EquiJump: Protein Dynamics Simulation via SO(3)-Equivariant Stochastic Interpolants
This work addresses the problem of accelerating protein dynamics simulation for researchers in computational biology, offering a novel method that improves upon existing deep learning approaches.
The paper tackles the computational challenge of simulating protein dynamics by introducing EquiJump, an SO(3)-equivariant model that bridges all-atom protein dynamics simulation time steps directly, achieving state-of-the-art results on fast folding proteins with a transferable model.
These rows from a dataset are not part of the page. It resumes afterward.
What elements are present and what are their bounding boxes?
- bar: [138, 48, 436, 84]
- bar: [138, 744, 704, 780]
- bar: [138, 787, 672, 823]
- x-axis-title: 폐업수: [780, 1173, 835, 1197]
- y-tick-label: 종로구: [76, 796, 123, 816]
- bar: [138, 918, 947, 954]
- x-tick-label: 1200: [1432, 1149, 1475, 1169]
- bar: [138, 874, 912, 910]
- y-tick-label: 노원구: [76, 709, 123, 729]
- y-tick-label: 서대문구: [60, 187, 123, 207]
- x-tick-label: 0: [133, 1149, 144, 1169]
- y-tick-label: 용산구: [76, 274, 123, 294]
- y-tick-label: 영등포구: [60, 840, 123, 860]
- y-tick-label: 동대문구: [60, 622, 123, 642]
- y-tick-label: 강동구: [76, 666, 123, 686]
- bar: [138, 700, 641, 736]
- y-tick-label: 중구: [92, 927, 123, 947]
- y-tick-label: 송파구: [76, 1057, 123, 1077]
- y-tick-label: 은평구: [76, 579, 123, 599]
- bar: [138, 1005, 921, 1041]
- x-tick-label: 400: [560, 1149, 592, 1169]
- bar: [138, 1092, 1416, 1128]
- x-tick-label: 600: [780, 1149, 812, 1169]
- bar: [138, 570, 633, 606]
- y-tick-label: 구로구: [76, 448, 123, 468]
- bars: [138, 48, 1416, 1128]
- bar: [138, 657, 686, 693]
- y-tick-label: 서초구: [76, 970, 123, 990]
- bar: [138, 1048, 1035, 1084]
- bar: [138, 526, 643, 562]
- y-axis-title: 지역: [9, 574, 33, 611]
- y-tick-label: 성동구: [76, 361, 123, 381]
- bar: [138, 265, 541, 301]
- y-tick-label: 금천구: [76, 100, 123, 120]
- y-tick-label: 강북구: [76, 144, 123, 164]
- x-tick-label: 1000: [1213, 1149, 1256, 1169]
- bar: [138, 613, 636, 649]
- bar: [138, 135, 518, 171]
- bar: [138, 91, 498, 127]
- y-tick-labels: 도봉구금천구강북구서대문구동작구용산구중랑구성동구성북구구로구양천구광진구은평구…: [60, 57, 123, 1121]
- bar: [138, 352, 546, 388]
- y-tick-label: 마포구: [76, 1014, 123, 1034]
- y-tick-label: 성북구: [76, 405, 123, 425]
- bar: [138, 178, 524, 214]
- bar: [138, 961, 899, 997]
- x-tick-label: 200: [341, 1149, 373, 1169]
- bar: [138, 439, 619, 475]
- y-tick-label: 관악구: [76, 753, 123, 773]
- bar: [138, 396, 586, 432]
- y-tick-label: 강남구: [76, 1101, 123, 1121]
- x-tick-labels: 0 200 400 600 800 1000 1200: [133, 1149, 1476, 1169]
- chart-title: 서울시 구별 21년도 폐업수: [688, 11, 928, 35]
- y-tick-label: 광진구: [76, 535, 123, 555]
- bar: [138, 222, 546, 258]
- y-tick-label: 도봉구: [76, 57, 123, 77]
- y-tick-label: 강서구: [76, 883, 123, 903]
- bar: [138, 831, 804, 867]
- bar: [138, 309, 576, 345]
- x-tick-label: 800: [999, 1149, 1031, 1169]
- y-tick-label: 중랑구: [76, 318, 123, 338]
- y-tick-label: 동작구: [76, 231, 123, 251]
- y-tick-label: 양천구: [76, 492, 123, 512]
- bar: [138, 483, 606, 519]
Mapping the conformational dynamics of proteins is crucial for elucidating their functional mechanisms. While Molecular Dynamics (MD) simulation enables detailed time evolution of protein motion, its computational toll hinders its use in practice. To address this challenge, multiple deep learning models for reproducing and accelerating MD have been proposed drawing on transport-based generative methods. However, existing work focuses on generation through transport of samples from prior distributions, that can often be distant from the data manifold. The recently proposed framework of stochastic interpolants, instead, enables transport between arbitrary distribution endpoints. Building upon this work, we introduce EquiJump, a transferable SO(3)-equivariant model that bridges all-atom protein dynamics simulation time steps directly. Our approach unifies diverse sampling methods and is benchmarked against existing models on trajectory data of fast folding proteins. EquiJump achieves state-of-the-art results on dynamics simulation with a transferable model on all of the fast folding proteins.